Youc an do lots of healthy cooking if you eat well.
Jamie O is fat which I suppose illustrates the point above - that some of his proposed ingredients are not good for you.

The issue about fried fish above - fry it. I don't think frying is bad as long as it is not in batter. Some would argue cream is fine too.

SizzleSazz Thu 03-Jan-13 14:08:16

Homemade salsa verde with salmon is delicious. I use nick nairns recipe and fling in watercress and rocket if I have them (he just uses basil/mint/parsley iirc). Herbs are pretty easy to grow and really help with the flavour & 'normal' cooking.

SizzleSazz Thu 03-Jan-13 14:11:46

I usually steam fish - it seems to retain its delicate flavour better.

For a creamy sauce I would say mix the pesto with some creme fraiche.

Sauces with lime/chilli etc are lovely with fish too.
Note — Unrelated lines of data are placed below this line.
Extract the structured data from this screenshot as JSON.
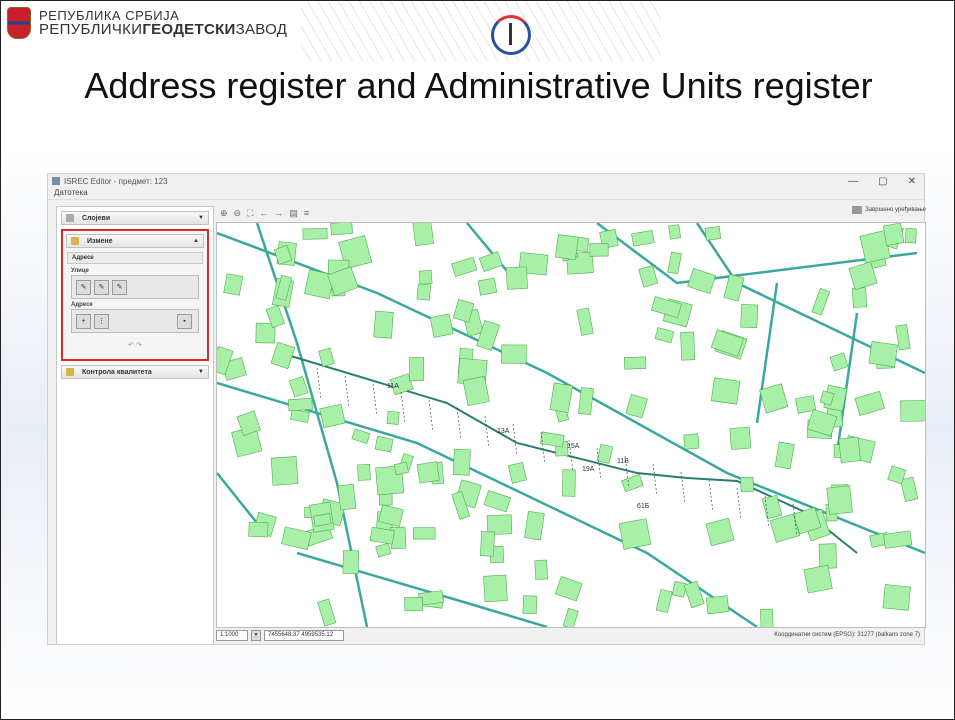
{
  "slide": {
    "org_line1": "РЕПУБЛИКА СРБИЈА",
    "org_line2_a": "РЕПУБЛИЧКИ",
    "org_line2_b": "ГЕОДЕТСКИ",
    "org_line2_c": "ЗАВОД",
    "title": "Address register and Administrative Units register"
  },
  "app": {
    "window_title": "ISREC Editor - предмет: 123",
    "menu": "Датотека",
    "window_controls": [
      "—",
      "▢",
      "✕"
    ],
    "panels": {
      "first": "Слојеви",
      "edit": "Измене",
      "addresses": "Адресе",
      "streets_label": "Улице",
      "addresses_label": "Адресе",
      "third": "Контрола квалитета"
    },
    "toolbar": {
      "save_label": "Завршено уређивање"
    },
    "status": {
      "scale": "1:1000",
      "coords": "7455648.37 4959535.12",
      "crs": "Координатни систем (EPSG): 31277 (balkans zone 7)"
    },
    "map_labels": [
      "11A",
      "13A",
      "15A",
      "19A",
      "11В",
      "61Б"
    ],
    "colors": {
      "parcel_fill": "#a8f0a8",
      "parcel_stroke": "#4fae4f",
      "street": "#3aa99c",
      "highlight": "#e0262a"
    }
  }
}
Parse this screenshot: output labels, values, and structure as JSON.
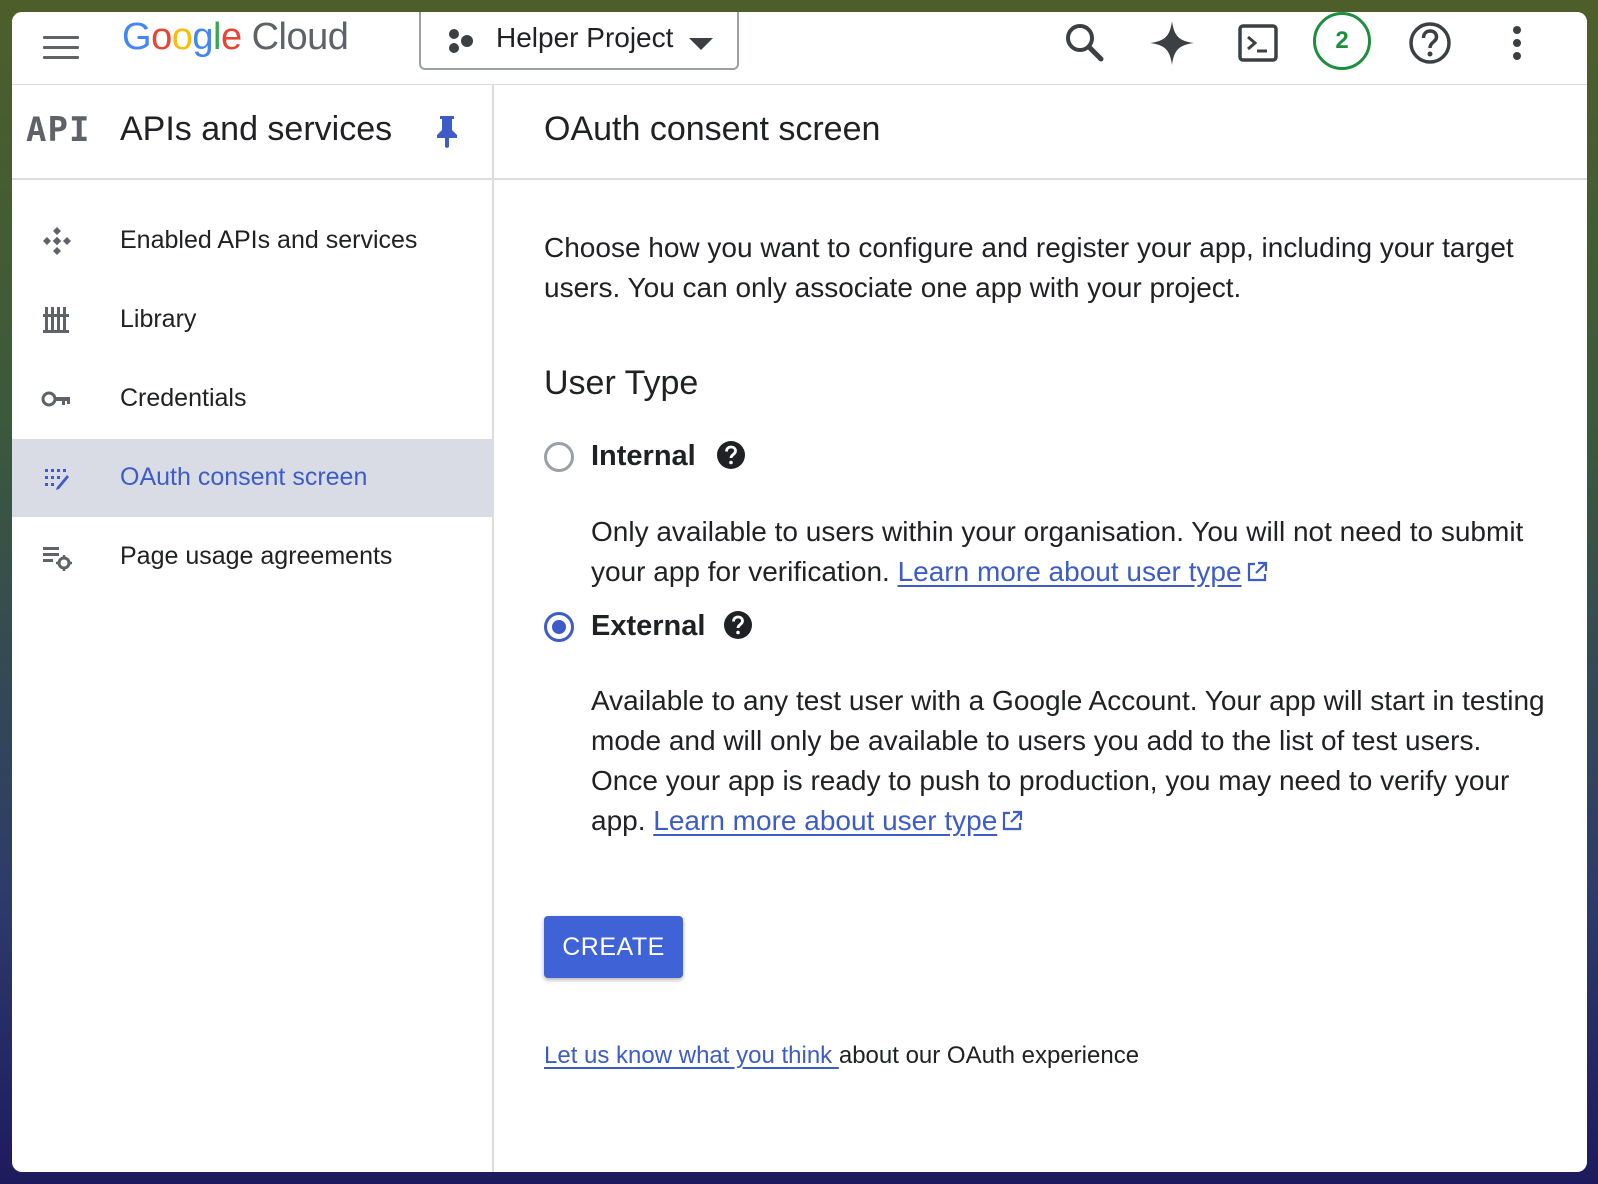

Ainsley Harriot (albeit a tad annoying) has some lovely tasty recipes with loads of fresh herbs/garlic/chilli/ginger/spices which I think are imperative for a healthy diet too.

SCOTCHandWRY Thu 03-Jan-13 14:38:35

Re getting in a rut with low carb cooking... Paleo Slow Cooking by Chrissy Gower is an great collection of low carb (and gluten free, all of it!) ideas - all for the slow cooker (tho in reality most could be cooked in the normal oven or stove-top). As it's slow cooking, less expensive cuts of meat can be used so it's economical for cooking low carb for the whole family.
I bought it fairly recently and have not had a "dud" recipe yet, DH has loved everything and the DC have loved all but the spiciest ones.